The announcement comes just two weeks after Exxon Mobil revealed its plans to pay $60 billion ($93 billion) for the US shale oil and gas producer, Pioneer Natural Resources. Exxon’s move aimed to boost its presence in the Permian Basin fields of Western Texas and New Mexico, an area where Chevron is already heavily involved.
Chevron’s acquisition of Hess is strategically focused on increasing its presence in the largest oil discovery outside the US in recent years, located offshore the small Caribbean nation of Guyana. Consequently, this deal will bring America’s two largest oil majors into direct competition in two of the world’s fastest-growing oil basins: the Permian Basin of East Texas and New Mexico and the Guyana offshore region.
Guyana has emerged as a significant oil producer in recent years, with substantial discoveries made by Exxon Mobil, its partner Hess, and China’s CNOOC. Together, they produce 400,000 barrels per day from two offshore vessels and have expressed plans to develop up to 10 additional offshore projects. This positions Guyana to become the world’s fourth-largest offshore oil producer, surpassing Qatar, Mexico, and Norway.
Chevron is offering an all-share deal valued at $171 per share, based on Chevron’s closing price on October 20, 2023, which was $168.83. Following the announcement, both Chevron and Hess saw their shares decline, with Chevron’s down by 3.7% and Hess losing 1%. Investors generally view Chevron’s move as a done deal.
Under the terms of the acquisition, Hess shareholders will receive 1.0250 shares of Chevron for each Hess share. The total enterprise value of the transaction, including debt, is $60 billion. Notably, since Hess shares closed at $163.02 on the previous Friday, valuing the company at $50 billion, there is minimal dilution.
The combined entity is expected to achieve accelerated production growth and generate free cash flow for an extended period compared to Chevron’s current five-year guidance, as stated by both companies. Chevron’s CFO, Pierre Breber, highlighted the company’s intention to increase cash returns to shareholders, with higher dividend per share growth and increased share repurchases.
Hess shares have surged more than 21% year-to-date, outpacing the S&P 500’s 10% rise. Although oil prices have risen approximately 9% year-to-date, Chevron’s shares have underperformed, showing a 4.1% decline until last Friday’s close.

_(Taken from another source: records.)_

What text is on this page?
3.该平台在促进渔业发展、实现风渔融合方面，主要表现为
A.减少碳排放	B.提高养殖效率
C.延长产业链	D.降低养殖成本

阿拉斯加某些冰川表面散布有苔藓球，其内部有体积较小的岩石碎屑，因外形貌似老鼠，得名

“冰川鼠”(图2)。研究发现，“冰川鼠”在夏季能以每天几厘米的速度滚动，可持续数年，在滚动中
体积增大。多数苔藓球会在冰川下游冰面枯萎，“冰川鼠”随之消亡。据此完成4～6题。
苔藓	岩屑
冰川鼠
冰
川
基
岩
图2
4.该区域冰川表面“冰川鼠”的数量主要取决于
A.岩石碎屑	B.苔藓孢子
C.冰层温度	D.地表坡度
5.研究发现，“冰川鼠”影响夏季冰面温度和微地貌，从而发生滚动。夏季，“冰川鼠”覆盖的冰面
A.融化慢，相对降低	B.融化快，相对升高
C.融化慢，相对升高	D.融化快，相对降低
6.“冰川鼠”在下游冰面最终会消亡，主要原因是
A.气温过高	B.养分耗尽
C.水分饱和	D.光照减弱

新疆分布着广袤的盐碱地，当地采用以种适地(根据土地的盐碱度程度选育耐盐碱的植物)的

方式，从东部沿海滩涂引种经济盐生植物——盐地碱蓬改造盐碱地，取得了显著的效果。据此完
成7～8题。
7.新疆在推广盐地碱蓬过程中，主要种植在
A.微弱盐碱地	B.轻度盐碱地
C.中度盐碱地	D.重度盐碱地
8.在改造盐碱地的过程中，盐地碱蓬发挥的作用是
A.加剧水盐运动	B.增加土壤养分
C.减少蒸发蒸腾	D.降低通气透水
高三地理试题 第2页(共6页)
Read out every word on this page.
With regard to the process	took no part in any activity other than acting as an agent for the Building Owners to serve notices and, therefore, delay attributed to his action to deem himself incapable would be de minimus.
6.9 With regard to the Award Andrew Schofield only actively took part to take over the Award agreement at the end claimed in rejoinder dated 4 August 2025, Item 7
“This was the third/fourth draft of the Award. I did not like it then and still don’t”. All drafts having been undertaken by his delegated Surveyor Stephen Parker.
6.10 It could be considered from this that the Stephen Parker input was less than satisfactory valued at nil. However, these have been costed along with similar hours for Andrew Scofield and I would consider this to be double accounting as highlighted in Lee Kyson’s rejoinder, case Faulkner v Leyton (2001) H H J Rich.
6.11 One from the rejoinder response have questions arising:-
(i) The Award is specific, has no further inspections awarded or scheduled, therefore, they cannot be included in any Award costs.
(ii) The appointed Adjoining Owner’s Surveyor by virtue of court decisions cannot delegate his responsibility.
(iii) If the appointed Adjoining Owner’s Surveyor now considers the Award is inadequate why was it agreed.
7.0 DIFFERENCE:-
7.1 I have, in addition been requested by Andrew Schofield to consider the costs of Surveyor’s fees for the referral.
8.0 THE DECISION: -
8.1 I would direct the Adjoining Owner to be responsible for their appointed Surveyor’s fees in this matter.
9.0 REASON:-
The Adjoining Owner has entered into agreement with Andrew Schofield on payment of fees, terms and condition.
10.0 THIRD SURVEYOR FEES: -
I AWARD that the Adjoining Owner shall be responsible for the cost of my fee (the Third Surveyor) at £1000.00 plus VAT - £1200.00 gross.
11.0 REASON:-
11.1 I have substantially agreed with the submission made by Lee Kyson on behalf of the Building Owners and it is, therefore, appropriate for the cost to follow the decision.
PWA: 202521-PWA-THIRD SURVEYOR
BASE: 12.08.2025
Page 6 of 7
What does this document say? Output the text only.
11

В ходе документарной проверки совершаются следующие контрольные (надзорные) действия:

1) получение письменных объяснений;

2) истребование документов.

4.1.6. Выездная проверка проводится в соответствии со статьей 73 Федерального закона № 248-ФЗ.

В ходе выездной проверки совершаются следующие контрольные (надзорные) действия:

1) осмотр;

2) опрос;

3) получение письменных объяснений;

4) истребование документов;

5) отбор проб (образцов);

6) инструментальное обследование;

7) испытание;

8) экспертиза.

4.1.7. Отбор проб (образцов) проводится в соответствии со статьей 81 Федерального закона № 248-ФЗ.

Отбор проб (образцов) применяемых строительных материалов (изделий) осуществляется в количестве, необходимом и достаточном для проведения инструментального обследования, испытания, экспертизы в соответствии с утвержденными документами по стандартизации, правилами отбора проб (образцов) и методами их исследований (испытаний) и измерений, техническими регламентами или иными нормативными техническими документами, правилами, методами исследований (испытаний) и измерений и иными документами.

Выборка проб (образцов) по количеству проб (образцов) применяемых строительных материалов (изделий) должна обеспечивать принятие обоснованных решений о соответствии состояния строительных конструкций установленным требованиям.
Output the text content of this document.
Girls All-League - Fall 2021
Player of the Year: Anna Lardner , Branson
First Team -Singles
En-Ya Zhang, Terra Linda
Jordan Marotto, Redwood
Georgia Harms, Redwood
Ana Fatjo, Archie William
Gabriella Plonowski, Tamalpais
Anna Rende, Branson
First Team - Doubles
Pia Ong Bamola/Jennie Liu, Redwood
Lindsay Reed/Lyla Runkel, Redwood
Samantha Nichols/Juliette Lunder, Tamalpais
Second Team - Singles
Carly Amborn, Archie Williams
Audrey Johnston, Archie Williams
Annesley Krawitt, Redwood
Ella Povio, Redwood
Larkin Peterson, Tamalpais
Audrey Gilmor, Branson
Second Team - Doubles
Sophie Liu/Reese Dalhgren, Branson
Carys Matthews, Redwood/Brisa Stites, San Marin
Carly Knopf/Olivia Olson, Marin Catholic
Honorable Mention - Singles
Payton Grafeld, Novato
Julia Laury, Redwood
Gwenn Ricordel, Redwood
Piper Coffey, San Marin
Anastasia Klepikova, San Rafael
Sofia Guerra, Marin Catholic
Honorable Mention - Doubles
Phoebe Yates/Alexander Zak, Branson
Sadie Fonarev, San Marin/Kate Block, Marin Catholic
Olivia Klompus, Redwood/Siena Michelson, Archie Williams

To ensure the satisfaction of shareholders and critics seeking more cash returns, Chevron has committed to enhancing the cash returned to shareholders. The company anticipates recommending an 8% boost in its first-quarter dividend to $1.63, subject to board approval. Additionally, the company expects to increase stock buybacks by $2.5 billion, reaching the upper end of its annual guidance range of $20 billion, once the transaction concludes.